The size of SP2 is said to range between 80MB and 250MB. Has it been set?
It is a big update. There's a couple of ways we can actually work on this. First, we can do whatever appropriate compression [we can] in order to make the size as small as possible. It varies depending your system (Pro vs Home, RTM versus SP1) but roughly about 80MB for express install.

We will [also] provide CDs that will be available for people to take and install. Between the Windows Update offering and the CD offering I think we'll be able to cover most of our customers. But it's really guided by security, it's the number one thought so we'll do whatever is necessary to improve security.

What about dial-up Internet users?
Again the CDs will be another medium for you to get it if you have dial-up. We also work with the retail manufacturers and the retail vendors to be able to pre-bundle the CDs in the retail stores.
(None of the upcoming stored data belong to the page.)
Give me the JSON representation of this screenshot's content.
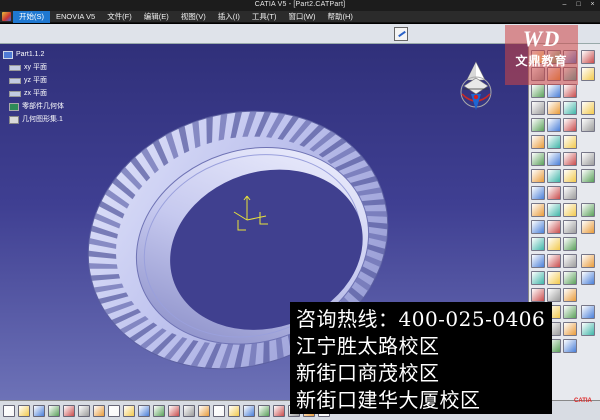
{
  "window": {
    "title": "CATIA V5 - [Part2.CATPart]"
  },
  "menu": {
    "items": [
      "开始(S)",
      "ENOVIA V5",
      "文件(F)",
      "编辑(E)",
      "视图(V)",
      "插入(I)",
      "工具(T)",
      "窗口(W)",
      "帮助(H)"
    ]
  },
  "tree": {
    "root": "Part1.1.2",
    "items": [
      "xy 平面",
      "yz 平面",
      "zx 平面",
      "零部件几何体",
      "几何图形集.1"
    ]
  },
  "logo": {
    "mark": "WD",
    "name": "文鼎教育",
    "color": "#d04444"
  },
  "ad": {
    "lines": [
      "咨询热线：400-025-0406",
      "江宁胜太路校区",
      "新街口商茂校区",
      "新街口建华大厦校区"
    ]
  },
  "brand": {
    "label": "CATIA"
  },
  "colors": {
    "background_top": "#30307a",
    "background_bottom": "#6d72b7",
    "tire": "#c9cdf2"
  }
}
What is the reality of SP2 working with illegal copies of Windows XP?
At the moment our policy is that XP SP2 will not be offered to pirated versions of Windows XP.

You mentioned last time you were out here you were looking to deliver mobile phone text-message alerts for high-level security threats to customers in the US. What is happening there?
A couple of things are happening. Firstly, in the United States, text-message capture is not very high -- there aren't a lot of people using [text-messaging]. Secondly, a lot of people would actually have to pay to receive an alert, which creates a very interesting problem. You don't want to have to charge your customers for actually giving them information. We're experimenting right now with MSN alerts, but [as this stands] this is something our customers would also have to pay for.

We may decide to go to a model where each decides how best to serve the customers in their region.